SADISME : voici l'assassin qui détenait la vidéo de la torture de Martinez Zogo

SADISME Cccc Image illustrative

Tue, 2 Jun 2026 Source: www.camerounweb.com

Un visage de l’horreur se dessine dans l’affaire Martinez Zogo : l’adjudant-chef Godje Oumarou Vincent, un colosse de près de deux mètres, est identifié comme l’un des principaux tortionnaires du journaliste. Ce militaire, originaire de Maroua, aurait participé activement à la traque, neutralisé les cris de détresse de la victime avec un taser, et infligé des sévices d’une barbarie inouïe, dont des actes d’humiliation extrême. Pire encore, c’est lui qui détient la vidéo de la torture, sauvegardée sur son compte Google Drive, malgré ses tentatives pour effacer les traces. Un sadisme glacé qui choque jusqu’aux investigateurs.



​Derrière l'horreur absolue de l'assassinat du journaliste Martinez Zogo, il y a des noms, des visages et des actes qui dépassent l'entendement humain. Parmi eux, un homme central, une véritable machine à détruire : l'adjudant-chef Godje Oumarou Vincent.

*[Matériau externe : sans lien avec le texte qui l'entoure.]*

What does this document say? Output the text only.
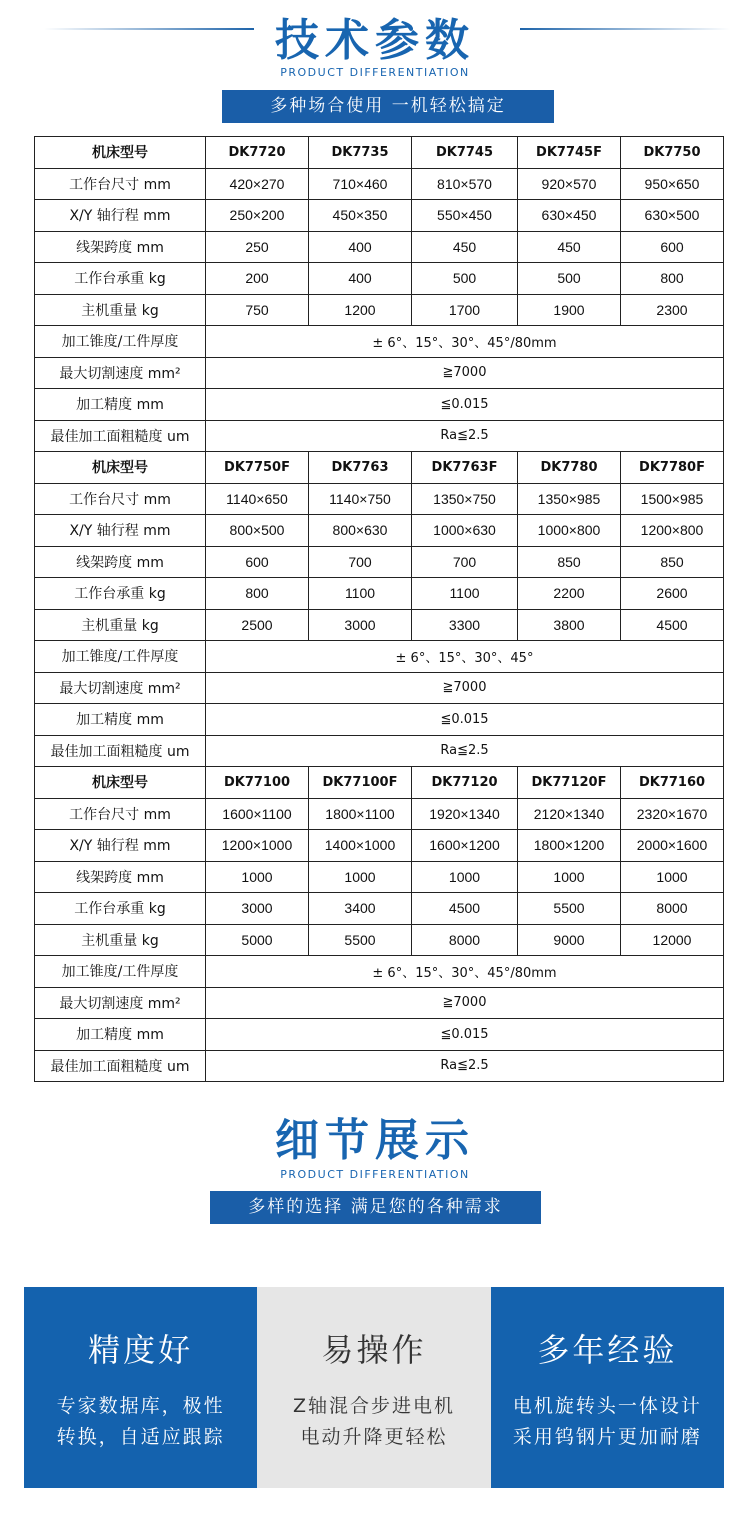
技术参数
PRODUCT DIFFERENTIATION
多种场合使用 一机轻松搞定
机床型号	DK7720	DK7735	DK7745	DK7745F	DK7750
工作台尺寸 mm	420×270	710×460	810×570	920×570	950×650
X/Y 轴行程 mm	250×200	450×350	550×450	630×450	630×500
线架跨度 mm	250	400	450	450	600
工作台承重 kg	200	400	500	500	800
主机重量 kg	750	1200	1700	1900	2300
加工锥度/工件厚度	± 6°、15°、30°、45°/80mm				
最大切割速度 mm²	≧7000				
加工精度 mm	≦0.015				
最佳加工面粗糙度 um	Ra≦2.5				
机床型号	DK7750F	DK7763	DK7763F	DK7780	DK7780F
工作台尺寸 mm	1140×650	1140×750	1350×750	1350×985	1500×985
X/Y 轴行程 mm	800×500	800×630	1000×630	1000×800	1200×800
线架跨度 mm	600	700	700	850	850
工作台承重 kg	800	1100	1100	2200	2600
主机重量 kg	2500	3000	3300	3800	4500
加工锥度/工件厚度	± 6°、15°、30°、45°				
最大切割速度 mm²	≧7000				
加工精度 mm	≦0.015				
最佳加工面粗糙度 um	Ra≦2.5				
机床型号	DK77100	DK77100F	DK77120	DK77120F	DK77160
工作台尺寸 mm	1600×1100	1800×1100	1920×1340	2120×1340	2320×1670
X/Y 轴行程 mm	1200×1000	1400×1000	1600×1200	1800×1200	2000×1600
线架跨度 mm	1000	1000	1000	1000	1000
工作台承重 kg	3000	3400	4500	5500	8000
主机重量 kg	5000	5500	8000	9000	12000
加工锥度/工件厚度	± 6°、15°、30°、45°/80mm				
最大切割速度 mm²	≧7000				
加工精度 mm	≦0.015				
最佳加工面粗糙度 um	Ra≦2.5				
细节展示
PRODUCT DIFFERENTIATION
多样的选择 满足您的各种需求
精度好
专家数据库，极性
转换，自适应跟踪
易操作
Z轴混合步进电机
电动升降更轻松
多年经验
电机旋转头一体设计
采用钨钢片更加耐磨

​Originaire de Maroua, ce colosse de près de deux mètres n’a pas seulement participé à la traque ; il a été l'instrument de la cruauté la plus pure.

​La traque et le piège

​Godje Oumarou Vincent fait partie du trio de tête du commando qui a filé le directeur de chaîne d’Amplitude FM jusqu’au piège fatal.

​Le soir du drame, alors que Martinez Zogo tente désespérément d’échapper à ses ravisseurs en escaladant le portail de la brigade de gendarmerie de Nkol Nkondi, le premier visage qu’il croise dans la pénombre est celui de ce géant. Un mur de glace.

​Alors que le journaliste hurle à l'aide pour alerter la population — « Ils veulent me tuer, sauvez-moi ! » —, l'adjudant-chef le saisit brutalement par la jambe. Pour éteindre ses cris de détresse, il utilise son taser. Le piège vient de se refermer.

​L’horreur au bout du sadisme

​Ce qui suit relève de la barbarie. Les dépositions des autres membres du commando dessinent le portrait d’un homme d’une insensibilité terrifiante.

​La torture par la soif : Quand Martinez Zogo, agonisant et exsangue, supplie qu'on lui donne une goutte d'eau, c'est Godje qui lui impose de force de l'urine chaude à boire.

​L'humiliation ultime : C’est encore lui qui pousse la perversion jusqu’à v!oler le corps de l'animateur à l'aide d'un manche à balai.

​Aujourd'hui derrière les barreaux de la prison centrale de Kondengui, ce colosse continue d'inspirer la terreur. Une absence totale d'empathie qui interroge sur la nature humaine.

​Le prix du sang et les preuves cachées

​Le cynisme de cette affaire atteint son paroxysme à la lecture des procès-verbaux d'audition. Pour ce déchaînement de violence et le meurtre d'un homme, l'adjudant-chef a touché une avance misérable de la part du lieutenant-colonel Danwe : 50 000 Francs CFA. Le prix d'une vie humaine. Tout ça pour 5 billets de 10 000 Fcfa. Danwe lui a remis 5 billets de 10 000 Fcfa alors qu'il avait reçu une avance de 2 millions de Fcfa .

​La preuve numérique : Pensant avoir effacé ses traces, le bourreau avait nettoyé la mémoire physique de ses téléphones. C’était sans compter sur les experts en cybercriminalité : les vidéos de la torture de Martinez Zogo étaient précieusement dissimulées et sauvegardées sur le compte Cloud (Google Drive) personnel de Godje Oumarou Vincent. Les trophées numériques de sa propre barbarie.